A reduction in Australia’s uncompetitive company tax rate would primarily benefit wage-earners and consumers, promote innovation and stimulate new foreign investment and economic growth.

This is the principal finding of a new analysis of Australia’s company tax competitiveness by one of the world’s most respected analysts of international corporate tax regimes.

The study was led by Dr Jack Mintz, the President’s Fellow at the School of Public Policy at the University of Calgary in Canada.  Dr Mintz has developed one of the world’s most comprehensive and sophisticated data-sets of national corporate taxation regimes and previously chaired a detailed major inquiry into Canada’s corporate tax system.

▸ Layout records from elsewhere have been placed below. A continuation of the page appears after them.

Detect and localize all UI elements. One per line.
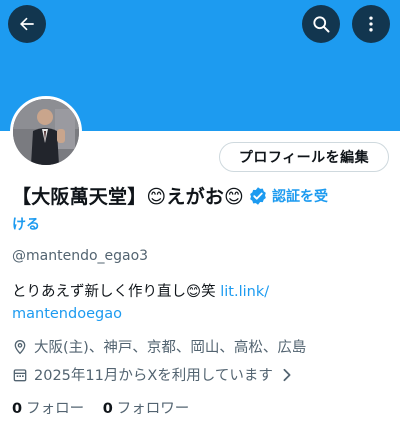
bio-link-continued[interactable]: mantendoegao xyxy=(12,306,122,322)
bio-text: とりあえず新しく作り直し😊笑 xyxy=(12,284,221,300)
verified-badge-icon[interactable] xyxy=(248,186,268,206)
following-count: 0 xyxy=(12,401,23,417)
search-icon xyxy=(313,16,330,33)
chevron-right-icon xyxy=(283,368,291,381)
back-button[interactable] xyxy=(8,5,46,43)
avatar[interactable] xyxy=(10,96,82,168)
more-vertical-icon xyxy=(369,16,373,32)
followers-label: フォロワー xyxy=(116,401,190,417)
location-pin-icon xyxy=(14,339,26,354)
bio: とりあえず新しく作り直し😊笑 lit.link/ mantendoegao xyxy=(12,281,382,325)
location-row: 大阪(主)、神戸、京都、岡山、高松、広島 xyxy=(12,336,306,357)
arrow-left-icon xyxy=(20,17,34,31)
search-button[interactable] xyxy=(302,5,340,43)
follow-stats: 0 フォロー 0 フォロワー xyxy=(12,397,203,418)
followers-count: 0 xyxy=(102,401,113,417)
joined-row[interactable]: 2025年11月からXを利用しています xyxy=(12,364,299,385)
avatar-photo xyxy=(13,99,79,165)
calendar-icon xyxy=(13,368,27,381)
location-text: 大阪(主)、神戸、京都、岡山、高松、広島 xyxy=(34,340,307,356)
profile-name-block: 【大阪萬天堂】😊えがお😊 認証を受 xyxy=(12,183,392,211)
get-verified-link[interactable]: 認証を受 xyxy=(272,189,328,205)
user-handle: @mantendo_egao3 xyxy=(12,248,149,264)
following-link[interactable]: 0 フォロー xyxy=(12,401,84,417)
get-verified-link-continued[interactable]: ける xyxy=(12,214,40,234)
display-name: 【大阪萬天堂】😊えがお😊 xyxy=(12,186,245,208)
followers-link[interactable]: 0 フォロワー xyxy=(103,401,190,417)
bio-link[interactable]: lit.link/ xyxy=(220,284,269,300)
more-button[interactable] xyxy=(352,5,390,43)
following-label: フォロー xyxy=(26,401,85,417)
joined-text: 2025年11月からXを利用しています xyxy=(34,368,273,384)
edit-profile-button[interactable]: プロフィールを編集 xyxy=(219,142,389,172)
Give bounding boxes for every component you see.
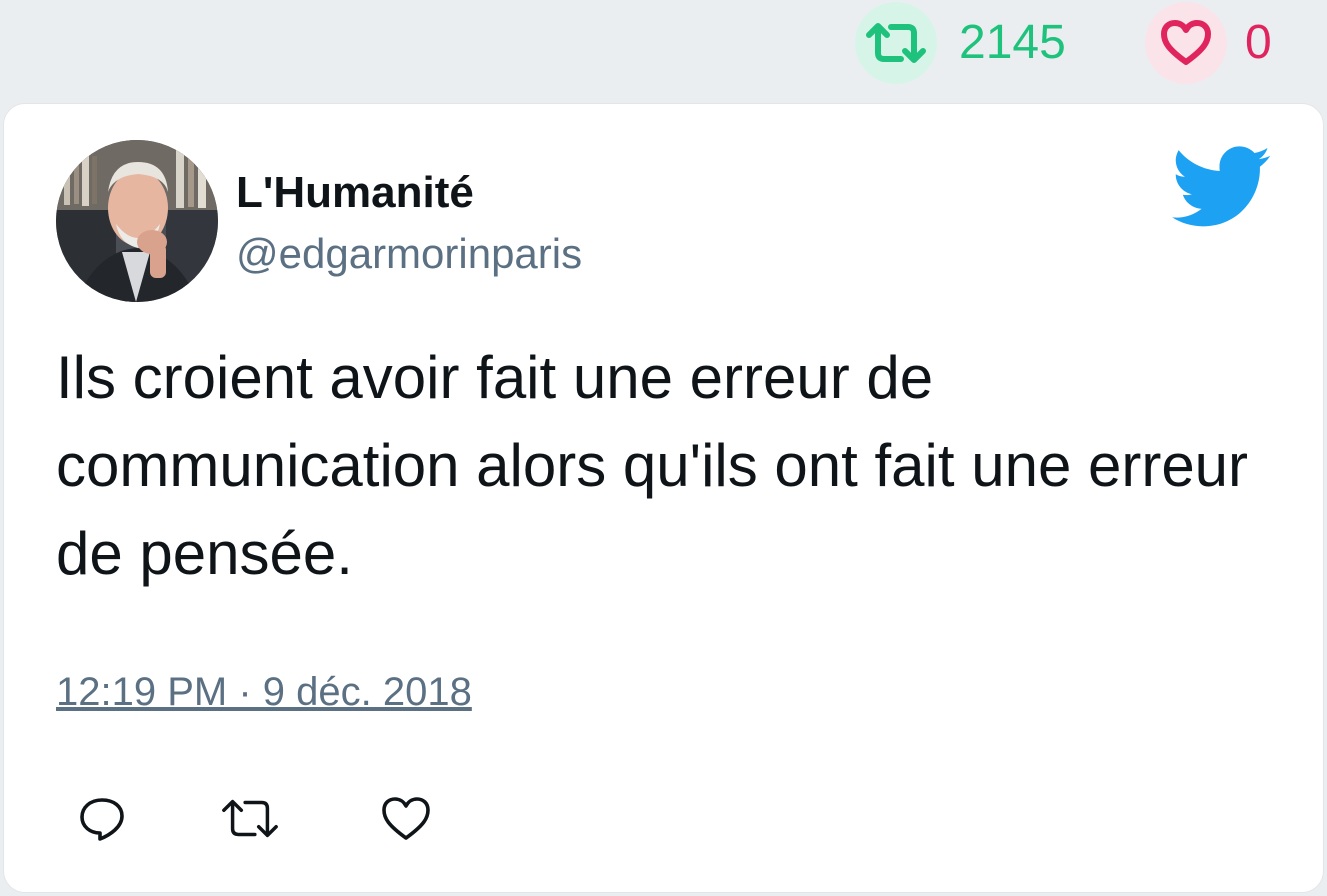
retweet-icon[interactable]: [855, 2, 937, 84]
heart-icon[interactable]: [376, 789, 436, 849]
like-count: 0: [1245, 16, 1272, 69]
tweet-timestamp-link[interactable]: 12:19 PM · 9 déc. 2018: [56, 670, 472, 715]
retweet-icon[interactable]: [220, 789, 280, 849]
tweet-actions: [4, 789, 1323, 849]
heart-icon[interactable]: [1145, 2, 1227, 84]
tweet-text: Ils croient avoir fait une erreur de com…: [56, 344, 1249, 587]
tweet-stats-bar: 2145 0: [0, 0, 1327, 100]
author-handle[interactable]: @edgarmorinparis: [236, 230, 582, 278]
like-stat[interactable]: 0: [1145, 2, 1272, 84]
tweet-card: L'Humanité @edgarmorinparis Ils croient …: [3, 103, 1324, 893]
avatar[interactable]: [56, 140, 218, 302]
twitter-bird-icon[interactable]: [1172, 146, 1272, 230]
retweet-stat[interactable]: 2145: [855, 2, 1066, 84]
retweet-count: 2145: [959, 16, 1066, 69]
reply-icon[interactable]: [72, 789, 132, 849]
author-name[interactable]: L'Humanité: [236, 168, 474, 218]
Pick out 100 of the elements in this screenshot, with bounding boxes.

The study recommends that Australia signal a move to a 25 per cent company tax rate, noting it should also consider an eventual move to a 20 per cent rate to match that of the United Kingdom. The study identifies three imperatives for reform.

First, the report finds that Australia’s company tax rate is now the fourth highest in the 34-member OECD and has failed to match the global trend toward lower company tax rates.  “Australia has become stuck in the quicksand, watching others pass by,” the report states.

Second, the report demonstrates that the burden of Australia’s high company tax rate falls largely on wage earners and consumers. “It is a myth that company taxes are paid by the rich and powerful. A survey of recent studies shows that at least two-thirds of company tax is shifted onto labour through higher consumer prices, wage cuts and lay-offs,” the report states.

Third, the report concludes that high company tax rates inevitably lead to lower investment, with consequent adverse impacts on innovation, productivity and wage growth.  A high company tax rate ‘hurts growth by deterring investment decisions and the adoption of new technologies,’ the report found. 

Conversely, the Mintz study also highlights the impact that a lower company tax rate would have in stimulating new investment, especially foreign investment. “Studies show …foreign direct investment flows growing by as much as 2.5 per cent for each one point reduction in the corporate income tax rate,” the report concludes.

The report includes detailed analysis of both statutory company tax rates and marginal effective tax rates (the tax burden on new investments).  The comparison is even worse for Australia on the latter measure.  It now has the fourth highest tax burden on capital investment among OECD countries and the 8th highest among the larger set of 45 countries examined.  These results are for non-resource investments (services and manufacturing). 

The Mintz study also shows that Australia’s tax burden on mining is one of the highest among major mining countries.  Based on effective tax and royalty rates on iron ore investments, Australia in 2015 had the third highest tax burden on new investment among nine resource-based economies.